Two women flank a man; one of them is playfully trying to pull a sash off the man’s waist. This scene, sculpted in the 1st century BC at the Kondane caves near Karjat, is among the architectural marvels you can find in Maharashtra’s collection of little-known Buddhist caves.
These caves are called lenis, derived from lavanya, the Marathi word for beauty. “Their architecture is deeply influenced by the state’s climate. For instance, they have verandahs to keep out the torrential Sahyadri rains, which make them different from lenis found elsewhere in India,” says Yojana Bhagat, coordinator of the department of Pali, University of Mumbai.
In the monsoon, you can trek through lush greens and cascading waterfalls to explore the rock-cut caves, created between the 1st century BC and 6th century AD. “Back then, Maharashtra was an important juncture on the coastal trade route,” says Kamini Gogri, coordinator of the arts and aesthetics course at the University of Mumbai. “These exquisite structures were built to house Buddhist monks and serve as guest houses for traders.”
Made during the rule of the Satavahanas, Vakatakas and Kshatrapas dynasties, these caves, with sculptures and paintings of Buddha and scenes from everyday life, also house those of Hindu deities. “Most kings from these dynasties were followers of Hinduism,” says historian and filmmaker Benoy Behl. “These caves are one of our greatest heritage assets.”
The inscriptions found on these 14 caves date back to 250 BC to 3rd century AD. “The chaitya griha here or the monk’s rooms are the crowning glory of Indian Buddhist architecture,” says Behl. “Also, you find the first examples here of the popular motif of elephants holding up temples.”

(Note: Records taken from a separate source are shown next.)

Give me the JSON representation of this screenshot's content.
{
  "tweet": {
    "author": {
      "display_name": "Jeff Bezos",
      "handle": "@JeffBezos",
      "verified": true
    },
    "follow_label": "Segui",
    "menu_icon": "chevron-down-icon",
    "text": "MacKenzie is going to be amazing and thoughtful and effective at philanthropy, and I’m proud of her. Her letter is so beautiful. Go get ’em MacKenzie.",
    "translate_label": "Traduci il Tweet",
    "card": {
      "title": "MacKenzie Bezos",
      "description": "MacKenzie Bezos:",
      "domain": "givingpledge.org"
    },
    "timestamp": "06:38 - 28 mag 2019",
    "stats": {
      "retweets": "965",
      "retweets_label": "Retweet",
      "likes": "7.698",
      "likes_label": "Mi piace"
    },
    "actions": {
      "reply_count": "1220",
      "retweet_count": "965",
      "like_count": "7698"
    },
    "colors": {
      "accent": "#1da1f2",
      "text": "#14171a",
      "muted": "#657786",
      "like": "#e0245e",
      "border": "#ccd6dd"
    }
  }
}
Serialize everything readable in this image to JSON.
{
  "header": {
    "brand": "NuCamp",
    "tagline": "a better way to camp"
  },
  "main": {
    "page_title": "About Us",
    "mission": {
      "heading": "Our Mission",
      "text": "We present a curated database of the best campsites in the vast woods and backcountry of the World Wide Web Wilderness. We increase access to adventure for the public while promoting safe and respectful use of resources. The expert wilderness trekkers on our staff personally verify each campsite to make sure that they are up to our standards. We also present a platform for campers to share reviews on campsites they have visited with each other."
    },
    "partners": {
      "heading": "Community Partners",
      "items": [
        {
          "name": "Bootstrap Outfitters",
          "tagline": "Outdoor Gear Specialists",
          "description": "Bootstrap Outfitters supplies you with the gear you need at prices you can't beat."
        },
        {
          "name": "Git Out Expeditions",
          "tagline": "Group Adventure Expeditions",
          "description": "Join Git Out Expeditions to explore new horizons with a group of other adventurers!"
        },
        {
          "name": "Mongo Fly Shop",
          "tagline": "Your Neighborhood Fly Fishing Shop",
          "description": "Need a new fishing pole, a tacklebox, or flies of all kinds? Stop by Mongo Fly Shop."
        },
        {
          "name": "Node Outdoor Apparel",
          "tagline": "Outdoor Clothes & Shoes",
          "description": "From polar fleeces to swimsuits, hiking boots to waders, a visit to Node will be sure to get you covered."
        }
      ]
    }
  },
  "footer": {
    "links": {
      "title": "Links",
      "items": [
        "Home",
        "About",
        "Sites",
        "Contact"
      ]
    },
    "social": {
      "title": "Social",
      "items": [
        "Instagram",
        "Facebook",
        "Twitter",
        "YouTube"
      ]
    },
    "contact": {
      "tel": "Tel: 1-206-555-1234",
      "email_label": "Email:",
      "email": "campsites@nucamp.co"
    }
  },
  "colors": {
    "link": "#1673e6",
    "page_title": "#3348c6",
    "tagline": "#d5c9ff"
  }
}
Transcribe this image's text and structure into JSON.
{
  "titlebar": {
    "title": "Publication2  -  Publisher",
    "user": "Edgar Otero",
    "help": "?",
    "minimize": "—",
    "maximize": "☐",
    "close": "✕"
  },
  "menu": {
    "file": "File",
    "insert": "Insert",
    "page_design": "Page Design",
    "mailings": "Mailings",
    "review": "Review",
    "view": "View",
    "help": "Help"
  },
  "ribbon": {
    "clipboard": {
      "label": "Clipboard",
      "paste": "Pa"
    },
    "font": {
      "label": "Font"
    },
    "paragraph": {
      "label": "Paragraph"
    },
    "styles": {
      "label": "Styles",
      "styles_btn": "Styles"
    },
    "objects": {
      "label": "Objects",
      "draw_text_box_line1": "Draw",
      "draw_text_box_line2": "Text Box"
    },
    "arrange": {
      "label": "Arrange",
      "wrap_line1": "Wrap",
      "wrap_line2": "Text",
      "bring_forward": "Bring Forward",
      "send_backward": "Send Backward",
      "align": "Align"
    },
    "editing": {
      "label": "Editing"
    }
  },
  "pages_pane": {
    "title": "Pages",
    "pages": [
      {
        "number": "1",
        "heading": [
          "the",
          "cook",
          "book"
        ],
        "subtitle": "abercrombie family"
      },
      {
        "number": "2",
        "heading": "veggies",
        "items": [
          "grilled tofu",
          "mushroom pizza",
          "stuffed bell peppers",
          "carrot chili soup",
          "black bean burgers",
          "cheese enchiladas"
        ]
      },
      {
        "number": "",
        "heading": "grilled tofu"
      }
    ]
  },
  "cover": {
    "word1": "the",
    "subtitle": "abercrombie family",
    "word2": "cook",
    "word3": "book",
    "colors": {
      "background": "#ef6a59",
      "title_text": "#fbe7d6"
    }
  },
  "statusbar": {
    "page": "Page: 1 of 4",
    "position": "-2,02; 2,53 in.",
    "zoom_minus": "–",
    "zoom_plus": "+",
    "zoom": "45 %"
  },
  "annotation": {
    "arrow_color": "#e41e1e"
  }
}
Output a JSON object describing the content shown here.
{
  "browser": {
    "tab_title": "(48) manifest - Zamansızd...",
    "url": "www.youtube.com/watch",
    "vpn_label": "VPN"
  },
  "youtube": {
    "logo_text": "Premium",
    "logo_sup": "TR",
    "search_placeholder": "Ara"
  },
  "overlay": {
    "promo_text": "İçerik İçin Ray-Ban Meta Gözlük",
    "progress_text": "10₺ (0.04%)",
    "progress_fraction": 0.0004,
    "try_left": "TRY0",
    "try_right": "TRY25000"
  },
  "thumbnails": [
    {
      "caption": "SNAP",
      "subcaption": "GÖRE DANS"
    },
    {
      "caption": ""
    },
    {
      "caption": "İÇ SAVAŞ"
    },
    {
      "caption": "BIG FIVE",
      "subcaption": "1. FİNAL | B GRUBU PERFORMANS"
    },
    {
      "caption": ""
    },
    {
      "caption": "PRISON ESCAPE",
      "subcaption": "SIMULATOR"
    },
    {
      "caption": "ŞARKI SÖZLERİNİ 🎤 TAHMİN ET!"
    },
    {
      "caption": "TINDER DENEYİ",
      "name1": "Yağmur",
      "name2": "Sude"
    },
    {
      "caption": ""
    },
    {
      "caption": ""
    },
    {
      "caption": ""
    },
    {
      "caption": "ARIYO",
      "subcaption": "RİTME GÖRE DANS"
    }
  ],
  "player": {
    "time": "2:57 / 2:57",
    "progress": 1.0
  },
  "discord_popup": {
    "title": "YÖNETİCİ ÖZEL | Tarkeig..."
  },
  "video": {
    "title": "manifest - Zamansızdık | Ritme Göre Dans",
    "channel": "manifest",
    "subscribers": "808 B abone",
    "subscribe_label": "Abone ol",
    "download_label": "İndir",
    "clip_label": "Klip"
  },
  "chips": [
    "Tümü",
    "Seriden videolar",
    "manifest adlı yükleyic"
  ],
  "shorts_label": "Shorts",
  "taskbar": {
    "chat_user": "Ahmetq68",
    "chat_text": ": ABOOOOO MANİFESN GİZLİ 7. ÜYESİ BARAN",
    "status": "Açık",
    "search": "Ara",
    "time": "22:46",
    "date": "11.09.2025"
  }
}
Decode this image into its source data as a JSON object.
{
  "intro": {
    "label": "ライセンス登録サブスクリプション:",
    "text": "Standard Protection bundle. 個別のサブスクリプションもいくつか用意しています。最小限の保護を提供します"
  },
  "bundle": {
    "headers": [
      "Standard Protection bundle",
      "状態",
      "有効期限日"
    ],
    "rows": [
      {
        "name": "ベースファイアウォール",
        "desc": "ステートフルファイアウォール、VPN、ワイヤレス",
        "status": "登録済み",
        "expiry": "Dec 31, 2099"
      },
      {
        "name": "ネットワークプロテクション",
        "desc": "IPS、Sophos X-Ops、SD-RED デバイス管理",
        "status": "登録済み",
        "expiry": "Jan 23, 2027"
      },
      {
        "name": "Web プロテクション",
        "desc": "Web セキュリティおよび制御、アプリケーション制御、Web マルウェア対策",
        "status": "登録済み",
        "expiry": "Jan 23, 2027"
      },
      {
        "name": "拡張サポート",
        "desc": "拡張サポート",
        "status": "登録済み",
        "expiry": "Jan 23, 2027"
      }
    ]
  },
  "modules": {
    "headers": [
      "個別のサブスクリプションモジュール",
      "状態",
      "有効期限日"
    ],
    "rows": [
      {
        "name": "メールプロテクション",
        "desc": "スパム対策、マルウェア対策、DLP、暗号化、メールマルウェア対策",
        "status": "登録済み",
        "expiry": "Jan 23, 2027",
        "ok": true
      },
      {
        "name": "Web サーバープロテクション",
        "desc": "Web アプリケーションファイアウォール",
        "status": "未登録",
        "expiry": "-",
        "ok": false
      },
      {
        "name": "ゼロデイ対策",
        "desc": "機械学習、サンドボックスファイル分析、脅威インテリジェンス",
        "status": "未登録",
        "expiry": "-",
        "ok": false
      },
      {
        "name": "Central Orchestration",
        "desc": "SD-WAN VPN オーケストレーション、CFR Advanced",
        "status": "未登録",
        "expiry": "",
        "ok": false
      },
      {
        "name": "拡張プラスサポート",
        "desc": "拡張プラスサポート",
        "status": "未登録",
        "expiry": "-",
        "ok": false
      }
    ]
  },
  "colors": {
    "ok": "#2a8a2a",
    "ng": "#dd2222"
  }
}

“From the early phase of Buddhism, these caves have beautiful sculptures of Yakshas, and house a painting of Buddha,” says Bhagat.Getting there: Take the overnight train, bus or an hour-long flight to Aurangabad; from here, the caves are about 40 minutes away by road.
This set of 16 Buddhist caves, excavated in the 1st century BC, are known for intricate sculptures on the façade, especially of common men and women. These are indicative of a free, equal society, says Behl.
Aside from having interesting architecture, the caves are hidden under a grand waterfall, and you could get the chance to spot unusual birds here, and sometimes, deer stroll by too.
“It’s an easy, hour-long trek to the caves, one that even kids can take,” says Sandesh Lal, 36, an eco-tourism professional.
Getting there: Drive or take a train to Karjat station, and then drive about 30 minutes to Kondivadi village, the start point of the trek.
These 29 rock-cut caves are situated on the river Kotjai, in Dapoli. Nestled inside a forest, these are a combination of Hindu and Buddhist caves, believed to be 1,000 years old. Kotjai river is also home to some crocodiles. “It is the only leni from Vajrayana, the last sect of Buddhism. The stupas are placed outside, rather than inside, which is very rare,” says Bhagat.
Getting there: The caves are 25 km from Dapoli, towards Dabhol. It should take about five hours by road from Mumbai.
On a hill near Mahad-Konkan, across the Mumbai-Goa highway, this cluster of 30 Buddhist caves rest by the banks of Savitri-Gandhari rivers.
One of the most interesting carvings of the cave, excavated in 150AD to 300 AD, is of people giving donation to the monks. A sculpture shows a farmer handing over his farm to the group of monks who ran the place. “Moreover, these also have inscriptions in the rare Brahmi script,” says Bhagat.
Stone steps take you to the top of the hill, a 15-minute climb to the viharas. “In the monsoons, the hillock is wrapped in a green blanket, adorned with rivulets,” adds Saurabh Thakekar, 27, director of travel company Mumbai Travellers.
Getting there: Drive to Gandharpale village, which is on the NH17 or the Mumbai-Goa road, about six hours from Mumbai.